Perhaps the most heartbreaking part of divorcing as a parent is that in addition to dividing your property, you must divide your time with your children. As much as the Illinois courts try to seek a fair division of time between two parents, it is not always possible, especially when you have other obligations.
If the court has allocated parental rights to your ex, you may be concerned that you are not getting enough parenting time with your children. One way to increase the amount of time you spend with them is to request the inclusion of the right of first refusal in your parenting orders.

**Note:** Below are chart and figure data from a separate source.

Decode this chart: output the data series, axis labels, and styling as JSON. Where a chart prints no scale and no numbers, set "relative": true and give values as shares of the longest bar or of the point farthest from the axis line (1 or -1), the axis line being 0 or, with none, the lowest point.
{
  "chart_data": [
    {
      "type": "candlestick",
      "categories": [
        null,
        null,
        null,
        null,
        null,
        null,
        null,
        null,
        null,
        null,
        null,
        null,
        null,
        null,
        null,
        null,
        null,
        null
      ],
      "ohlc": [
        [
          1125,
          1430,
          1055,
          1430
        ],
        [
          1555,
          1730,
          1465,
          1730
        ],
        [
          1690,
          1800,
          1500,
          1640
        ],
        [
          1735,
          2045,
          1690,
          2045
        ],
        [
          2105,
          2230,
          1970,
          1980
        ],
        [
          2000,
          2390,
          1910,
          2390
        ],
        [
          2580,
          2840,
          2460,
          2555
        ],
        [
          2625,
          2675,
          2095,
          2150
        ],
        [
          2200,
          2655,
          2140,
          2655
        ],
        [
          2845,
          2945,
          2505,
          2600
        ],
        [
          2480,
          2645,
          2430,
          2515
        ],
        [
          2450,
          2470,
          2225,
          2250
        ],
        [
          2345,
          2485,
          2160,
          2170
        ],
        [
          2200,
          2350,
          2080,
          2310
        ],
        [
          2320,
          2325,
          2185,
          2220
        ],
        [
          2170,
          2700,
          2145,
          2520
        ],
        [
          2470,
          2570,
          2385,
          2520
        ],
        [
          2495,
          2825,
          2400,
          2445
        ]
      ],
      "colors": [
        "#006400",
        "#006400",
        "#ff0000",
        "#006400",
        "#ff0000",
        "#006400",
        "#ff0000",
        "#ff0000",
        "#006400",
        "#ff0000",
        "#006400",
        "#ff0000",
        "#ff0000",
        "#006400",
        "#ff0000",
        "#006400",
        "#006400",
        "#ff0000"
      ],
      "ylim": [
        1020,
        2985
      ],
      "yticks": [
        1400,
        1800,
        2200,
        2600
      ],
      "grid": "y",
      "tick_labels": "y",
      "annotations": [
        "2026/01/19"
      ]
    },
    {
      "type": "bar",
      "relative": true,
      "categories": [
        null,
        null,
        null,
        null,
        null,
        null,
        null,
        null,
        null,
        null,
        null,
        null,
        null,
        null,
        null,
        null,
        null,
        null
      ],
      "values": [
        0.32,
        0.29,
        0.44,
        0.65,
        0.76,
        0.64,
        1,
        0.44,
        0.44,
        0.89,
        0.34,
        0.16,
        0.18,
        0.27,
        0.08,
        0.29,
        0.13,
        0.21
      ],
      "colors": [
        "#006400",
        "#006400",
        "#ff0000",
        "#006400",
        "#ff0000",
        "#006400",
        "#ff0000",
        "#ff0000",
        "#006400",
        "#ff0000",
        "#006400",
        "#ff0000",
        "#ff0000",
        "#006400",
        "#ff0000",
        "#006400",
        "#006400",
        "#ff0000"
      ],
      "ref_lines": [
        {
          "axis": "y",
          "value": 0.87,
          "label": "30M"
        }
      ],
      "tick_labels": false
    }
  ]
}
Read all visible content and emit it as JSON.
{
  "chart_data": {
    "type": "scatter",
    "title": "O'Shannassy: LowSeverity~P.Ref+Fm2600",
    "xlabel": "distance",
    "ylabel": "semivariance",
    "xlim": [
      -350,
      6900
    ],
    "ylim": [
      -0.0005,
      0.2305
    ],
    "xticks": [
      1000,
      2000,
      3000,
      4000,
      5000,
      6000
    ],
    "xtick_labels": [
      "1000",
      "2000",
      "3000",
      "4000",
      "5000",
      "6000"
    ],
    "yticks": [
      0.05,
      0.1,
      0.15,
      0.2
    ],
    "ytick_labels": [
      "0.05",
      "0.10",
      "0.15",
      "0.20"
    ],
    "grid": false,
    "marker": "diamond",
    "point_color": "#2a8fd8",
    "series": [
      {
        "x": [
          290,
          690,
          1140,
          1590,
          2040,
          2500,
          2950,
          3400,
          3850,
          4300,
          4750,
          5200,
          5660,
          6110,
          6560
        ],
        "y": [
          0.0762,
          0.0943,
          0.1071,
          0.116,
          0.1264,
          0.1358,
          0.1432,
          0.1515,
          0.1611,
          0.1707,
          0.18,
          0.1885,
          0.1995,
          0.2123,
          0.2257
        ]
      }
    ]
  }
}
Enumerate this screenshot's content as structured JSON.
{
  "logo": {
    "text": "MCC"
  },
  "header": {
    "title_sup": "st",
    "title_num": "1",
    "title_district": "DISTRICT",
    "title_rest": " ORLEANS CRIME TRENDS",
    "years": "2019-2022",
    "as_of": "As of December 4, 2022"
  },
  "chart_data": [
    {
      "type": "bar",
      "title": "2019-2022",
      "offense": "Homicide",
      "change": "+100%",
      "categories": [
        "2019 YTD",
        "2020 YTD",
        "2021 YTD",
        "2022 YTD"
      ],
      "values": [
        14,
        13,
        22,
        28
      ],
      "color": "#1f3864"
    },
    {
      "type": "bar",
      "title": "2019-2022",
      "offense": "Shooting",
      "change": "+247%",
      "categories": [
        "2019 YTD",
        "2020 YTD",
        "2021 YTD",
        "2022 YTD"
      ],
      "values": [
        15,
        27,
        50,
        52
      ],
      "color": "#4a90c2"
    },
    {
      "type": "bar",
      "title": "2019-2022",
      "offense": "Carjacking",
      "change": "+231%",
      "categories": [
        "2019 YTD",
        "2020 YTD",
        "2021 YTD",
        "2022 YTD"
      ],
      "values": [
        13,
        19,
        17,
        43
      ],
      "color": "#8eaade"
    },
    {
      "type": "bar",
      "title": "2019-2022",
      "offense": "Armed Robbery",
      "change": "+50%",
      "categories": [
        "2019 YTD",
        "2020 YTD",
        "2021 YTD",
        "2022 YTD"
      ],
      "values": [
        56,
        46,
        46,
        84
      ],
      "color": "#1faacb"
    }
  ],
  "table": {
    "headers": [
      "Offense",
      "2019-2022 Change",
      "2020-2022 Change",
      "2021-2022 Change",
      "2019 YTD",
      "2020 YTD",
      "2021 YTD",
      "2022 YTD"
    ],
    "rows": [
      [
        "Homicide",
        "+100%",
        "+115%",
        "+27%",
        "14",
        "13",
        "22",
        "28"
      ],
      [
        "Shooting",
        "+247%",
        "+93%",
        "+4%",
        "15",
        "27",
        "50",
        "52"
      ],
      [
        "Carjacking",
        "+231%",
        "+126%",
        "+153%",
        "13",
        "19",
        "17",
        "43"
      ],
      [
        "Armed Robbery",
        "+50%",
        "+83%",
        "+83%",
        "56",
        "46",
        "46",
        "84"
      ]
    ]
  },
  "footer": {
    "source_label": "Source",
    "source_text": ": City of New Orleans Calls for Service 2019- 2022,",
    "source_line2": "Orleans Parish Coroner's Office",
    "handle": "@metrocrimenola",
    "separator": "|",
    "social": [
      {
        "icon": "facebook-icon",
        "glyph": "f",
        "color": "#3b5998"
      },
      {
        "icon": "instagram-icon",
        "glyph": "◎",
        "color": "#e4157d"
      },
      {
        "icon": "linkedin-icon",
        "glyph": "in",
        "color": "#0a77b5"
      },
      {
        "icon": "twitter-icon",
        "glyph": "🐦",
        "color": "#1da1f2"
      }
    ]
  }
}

The benefits of first refusal
It may be heartbreaking to learn that you had an evening free, but your ex-spouse called a babysitter instead of asking you to keep the kids. Those hours spent with a hired sitter or a grandparent may have been time for you to be with the kids, time to bond and share experiences beyond what your limited parenting time allows. If you had the right of first refusal in your parenting orders, your ex would have to contact you to see if you are available before calling a babysitter.
Some of the important details related to first refusal rights include the following:
- Your parenting orders can state that your ex must give you the right of first refusal if he or she needs a caregiver for longer than a certain period of time, such as three hours or whatever you negotiate.
- If your ex-spouse fails to contact you first, he or she may be in contempt of court.
- First refusal rights can include contacting you to take the children to appointments, such as doctor appointments, music lessons or athletic practice, when a scheduling conflict prevents your spouse from doing so.
- You may also have parenting time with your kids instead of your spouse sending them to after school daycare, if your schedule permits.
- You must reciprocate by allowing your former spouse the right of first refusal if you are unable to be with the children during your parenting time.
The right of first refusal can enhance your relationship with your children by providing those extra moments together you may not have had otherwise. Without this stipulation in your parenting order, others who have no parental rights may be with your children at times when you are available to care for them.